Akibat insiden tersebut, aktivitas perkuliahan pun tersendet. Sehari setelah kejadian, aktivitas perkuliahan kembali digelar, kecuali fakultas teknik yang ditutup hingga Senin depan.

UCLA merupakan salah satu kampus dengan jumlah mahasiswa mencapai 43.000 orang. Universitas riset negeri yang berlokasikan di Westwood itu merupakan kampus tertua kedua dari 10 kampus di sistem universitas California. UCLA adalah universitas dengan permintaan pendaftaran terbesar di California dan merupakan salah satu universitas terpopular di AS.

"Aku tidak percaya itu terjadi di UCLA," kata Sam Zheng, 38 tahun, seorang peneliti yang bekerja di gedung rekayasa teknik saat penembakan. "Aku hanya ingin pulang. Saya tidak ingin tinggal di sini." Duka juga disampaikan Walikota Los Angeles, Eric Garcetti.

Kepala Kepolisian Los Angeles Charlie Beck menegaskan, satu orang ditembak, dan pelaku menembak dirinya sendiri saat berada di gedung teknik. "Tidak ada tersangka lain dan tidak ada ancaman," kata Beck kepada wartawan tanpa menjelaskan secara rinci.

Juru bicara Gedung Putih Josh Earnest, mengabarkan Presiden AS Barack Obama telah mendapatkan penjelasan seputar insiden tersebut. Obama mendapatkan informasi soal insiden itu ketika sedang berada di pesawat kepresidenan Air Force One.

Bukan kali ini saja penembakan terjadi di kampus maupun sekolah di AS. Rentetan serangan bersenjata terjadi sepanjang tahun 2013 hingga 2015. Di tahun 2013, penyerangan bersenjata terjadi di Sekolah Menangah Atas (SMA) Marysvulle-Pilchuck, Washington, di SMU Taft Union di California, di Stevens Institute of Business & Art di St Louis, Missouri, di SMP Price di Atlanta, Georgia, Santa Monica College di Santa Monica, California, di SMP Sparks di Sparks, Nevada, dan SMU Arapahoe di Centennial, Colorado. 

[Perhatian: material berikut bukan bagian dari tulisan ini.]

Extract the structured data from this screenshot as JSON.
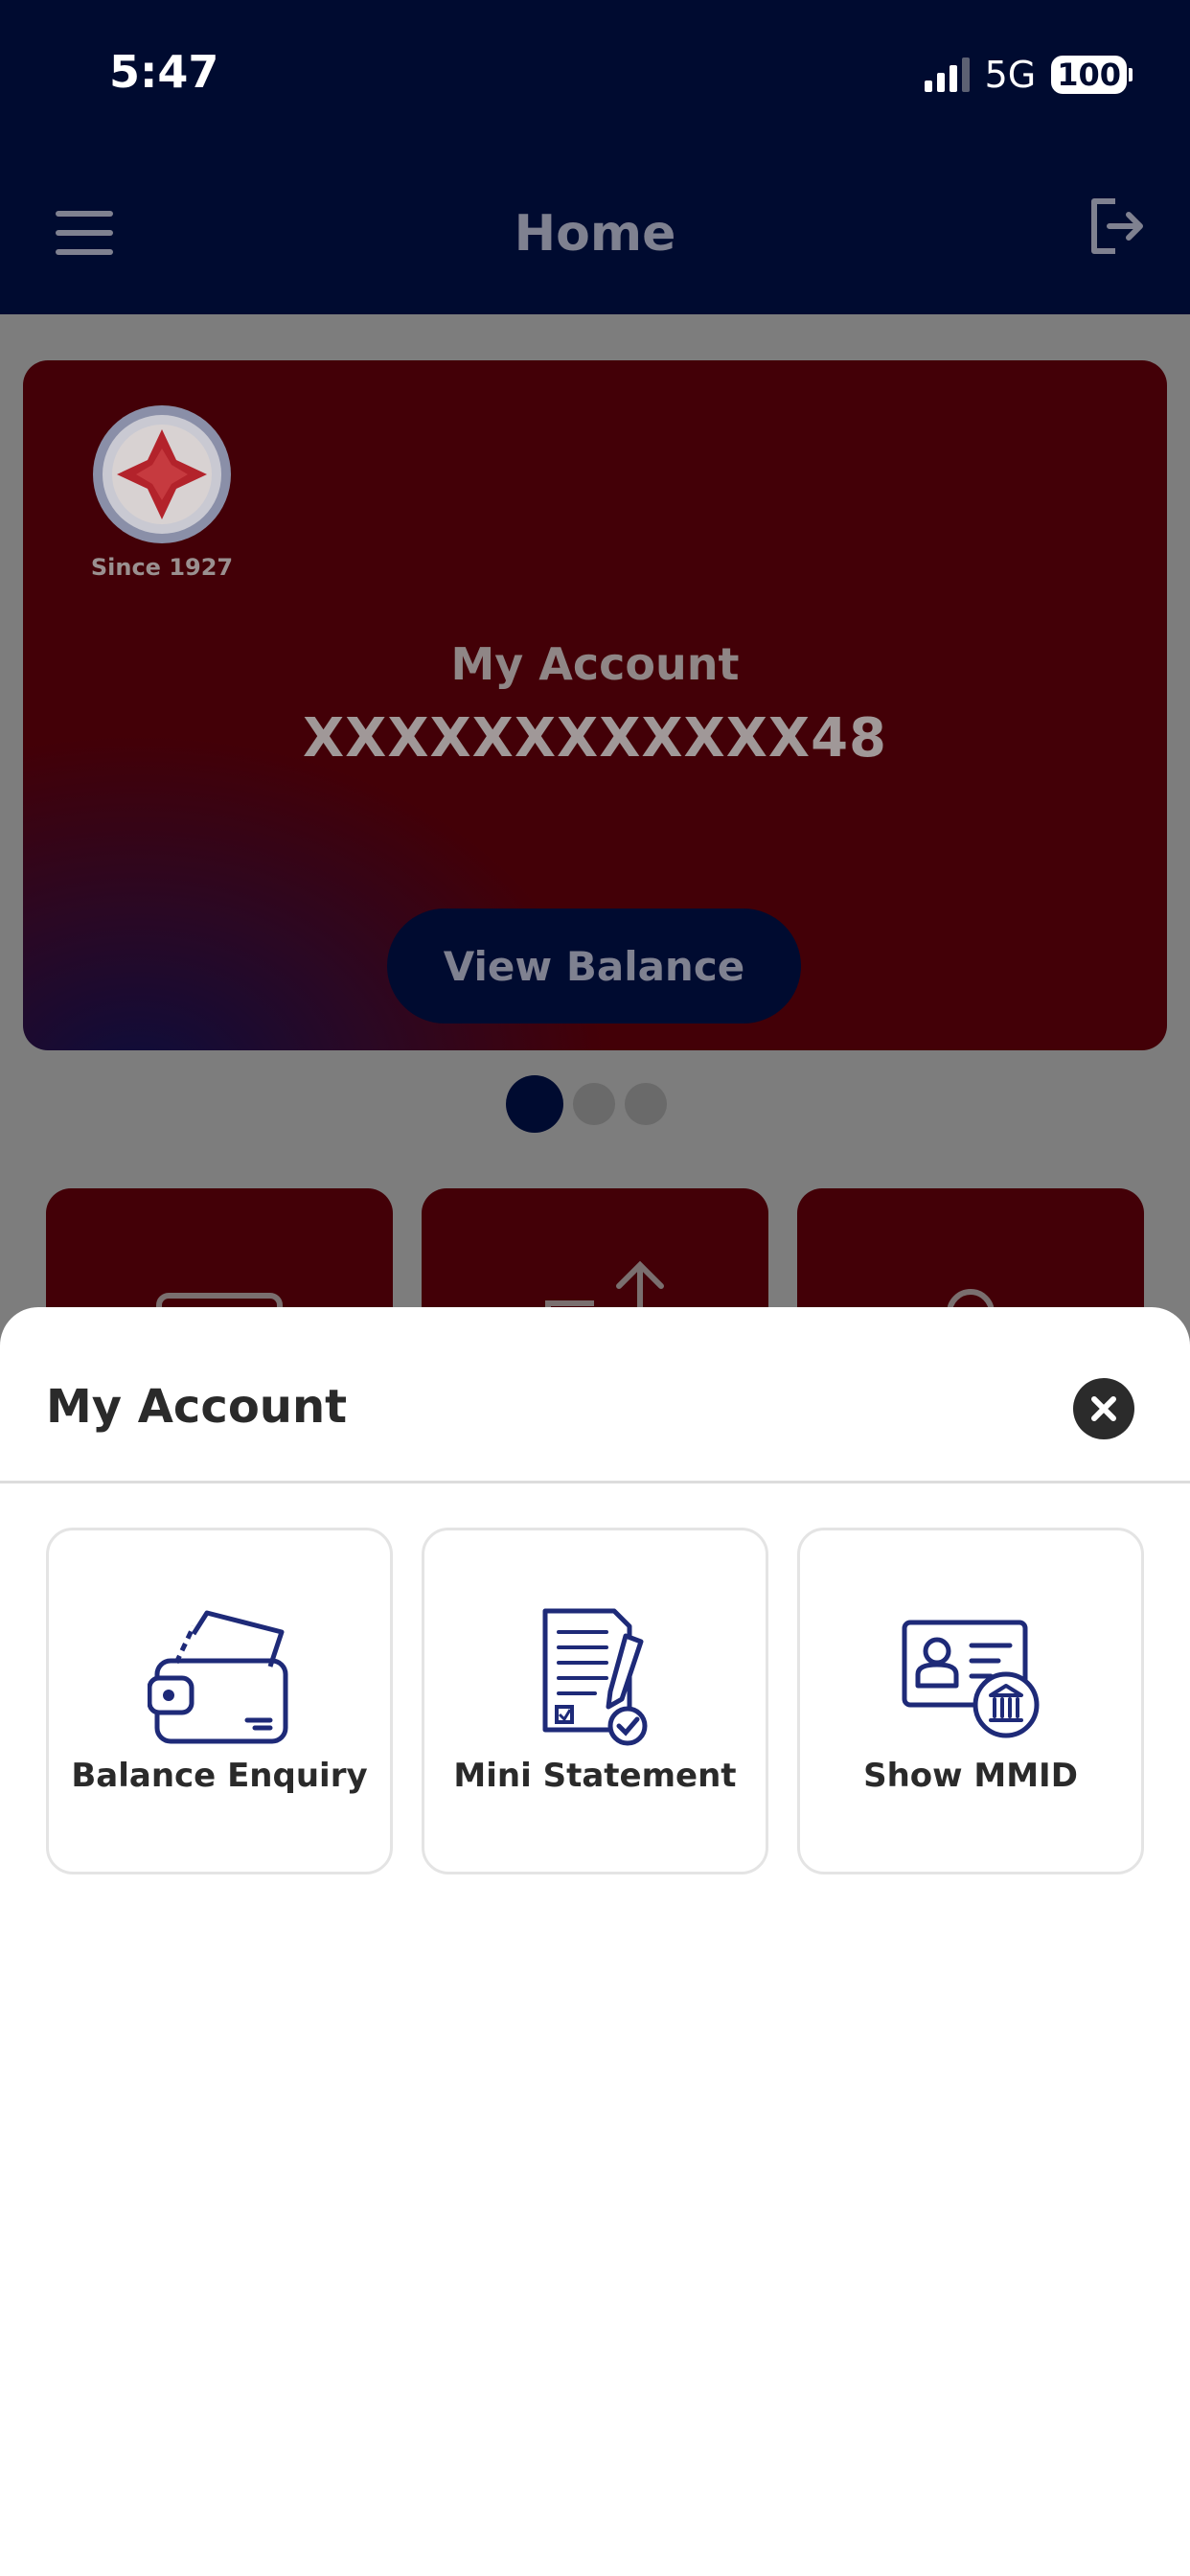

Di tahun 2014, aksi sporadis serupa juga terjadi di SMU Liberty Technology Magnet di Jackson, Tennessee, di SMP Berrendo di Roswell, New Mexico, di Universitas Purdue, West Lafayette, Indiana, di Universitas California, Santa Barbara, California, dan di Universitas Seattle Pacific di Seattle, Washington. Selain di kampus, penyerangan bersenjata juga terjadi di ruang-ruang publik. 

Serangkaian penyerangan bersenjata itu tidak terlepas mudahnya izin kepemilikan senjata dan lemahnya kontrol penggunaan senjata. Obama telah menyerukan agar peraturan perundangan-undangan yang mengatur kepemilikan dan penggunaan senjata di AS diperketat. Seruan itu disampaikannya setelah terjadinya pembunuhan brutal di Umpqua Community College di Roseburg, Oregon, Portland. Insiden penyerangan bersenjata itu menewaskan 13 orang dan melukai sekitar 20 orang.

Kala itu, Obama menegaskan, insiden penyerangan tidak cukup diselesaikan dengan doa. Dia merasa miris jika AS sebagai negara maju sering terjadi aksi penembakan massal dalam beberapa bulan terakhir. Penembakan sering dilakukan oleh pelaku yang mengalami gangguan mental.

Obama berbicara dengan nada marah dan berupaya menghalau argumen para pendukung kepemilikan senjata yang akan mengayunkan senjatanya setelah terjadi insiden penembakan. Obama pun menyadari jika lawan politiknya akan mempolitisasi tragedi tersebut.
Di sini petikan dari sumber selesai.